Marcel Țenter

Current position
- Title: Head coach

Biographical details
- Born: July 26, 1969 (age 57) Satu Mare, Romania

Playing career
- 1987–1995: Universitatea Cluj-Napoca
- 1995–1996: HKE - Hódmezővásárhely
- 1996–1997: Kaposvári KK
- 1997–2003: Szolnoki Olaj KK
- 2003–2004: Maccabi Ashdod
- 2004–2005: Brose Baskets
- 2005–2006: Nürnberger BC
- 2006–2009: U-Mobitelco Cluj-Napoca
- Position: Point guard

Coaching career (HC unless noted)
- 2009–2012: U-Mobitelco Cluj-Napoca
- 2012–2014: Gaz Metan Mediaș
- 2014: Alba Fehérvár Basketball
- 2014–2016: U-Mobitelco Cluj-Napoca

= Marcel Țenter =

Romanian basketball player and coach

Marcel Dan Țenter (born July 26, 1969) is a former Romanian basketball coach and a former professional basketball player.

==Basketball career==
===Coach===
Țenter began his coaching career as Assistant Coach in U-Mobitelco Cluj-Napoca near The American coach, Tab Baldwin.

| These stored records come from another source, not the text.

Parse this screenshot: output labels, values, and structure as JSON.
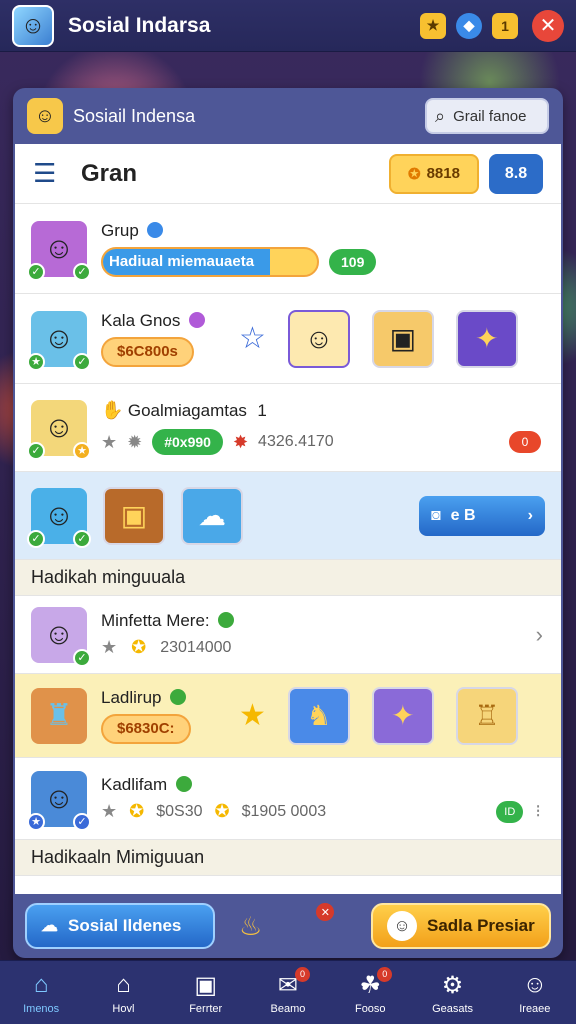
{
  "app": {
    "title": "Sosial Indarsa",
    "colors": {
      "topbar": "#2e2f66",
      "accent": "#2c6cc8",
      "close": "#e8473a"
    }
  },
  "topbar": {
    "icons": [
      {
        "name": "trophy-icon",
        "glyph": "★"
      },
      {
        "name": "location-icon",
        "glyph": "◆"
      },
      {
        "name": "notification-icon",
        "glyph": "1"
      }
    ],
    "close_glyph": "✕"
  },
  "panel": {
    "title": "Sosiail Indensa",
    "search_label": "Grail fanoe"
  },
  "header": {
    "title": "Gran",
    "coins": "8818",
    "level": "8.8"
  },
  "rows": {
    "r1": {
      "name": "Grup",
      "progress_label": "Hadiual miemauaeta",
      "progress_fraction": 0.78,
      "score": "109"
    },
    "r2": {
      "name": "Kala Gnos",
      "amount": "$6C800s"
    },
    "r3": {
      "name": "Goalmiagamtas",
      "mark": "1",
      "amount": "#0x990",
      "stat": "4326.4170",
      "dot": "0"
    },
    "r4": {
      "button_value": "e B"
    },
    "section1": "Hadikah minguuala",
    "r5": {
      "name": "Minfetta Mere:",
      "stat": "23014000"
    },
    "r6": {
      "name": "Ladlirup",
      "amount": "$6830C:"
    },
    "r7": {
      "name": "Kadlifam",
      "stat1": "$0S30",
      "stat2": "$1905 0003",
      "badge": "ID"
    },
    "section2": "Hadikaaln Mimiguuan"
  },
  "actions": {
    "left_label": "Sosial Ildenes",
    "right_label": "Sadla Presiar",
    "badge": "✕"
  },
  "nav": [
    {
      "label": "Imenos",
      "icon": "home-icon",
      "glyph": "⌂",
      "active": true
    },
    {
      "label": "Hovl",
      "icon": "house-icon",
      "glyph": "⌂",
      "active": false
    },
    {
      "label": "Ferrter",
      "icon": "screen-icon",
      "glyph": "▣",
      "active": false
    },
    {
      "label": "Beamo",
      "icon": "chat-icon",
      "glyph": "✉",
      "active": false,
      "badge": "0"
    },
    {
      "label": "Fooso",
      "icon": "game-icon",
      "glyph": "☘",
      "active": false,
      "badge": "0"
    },
    {
      "label": "Geasats",
      "icon": "gear-icon",
      "glyph": "⚙",
      "active": false
    },
    {
      "label": "Ireaee",
      "icon": "profile-icon",
      "glyph": "☺",
      "active": false
    }
  ]
}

He won the Romanian championship as Head Coach with the team in 2010/11 season.

On June 7, 2012, Țenter signed with a team of Gaz Metan Mediaș for two years, the team playing in the Romanian Basketball League and the EuroChallenge. He won Romanian Cup in season 2012–2013. Since 2013 he is head coach also at the national man team of Romania.. On 29 May he signed for Alba Fehérvár with 1+1 year deal.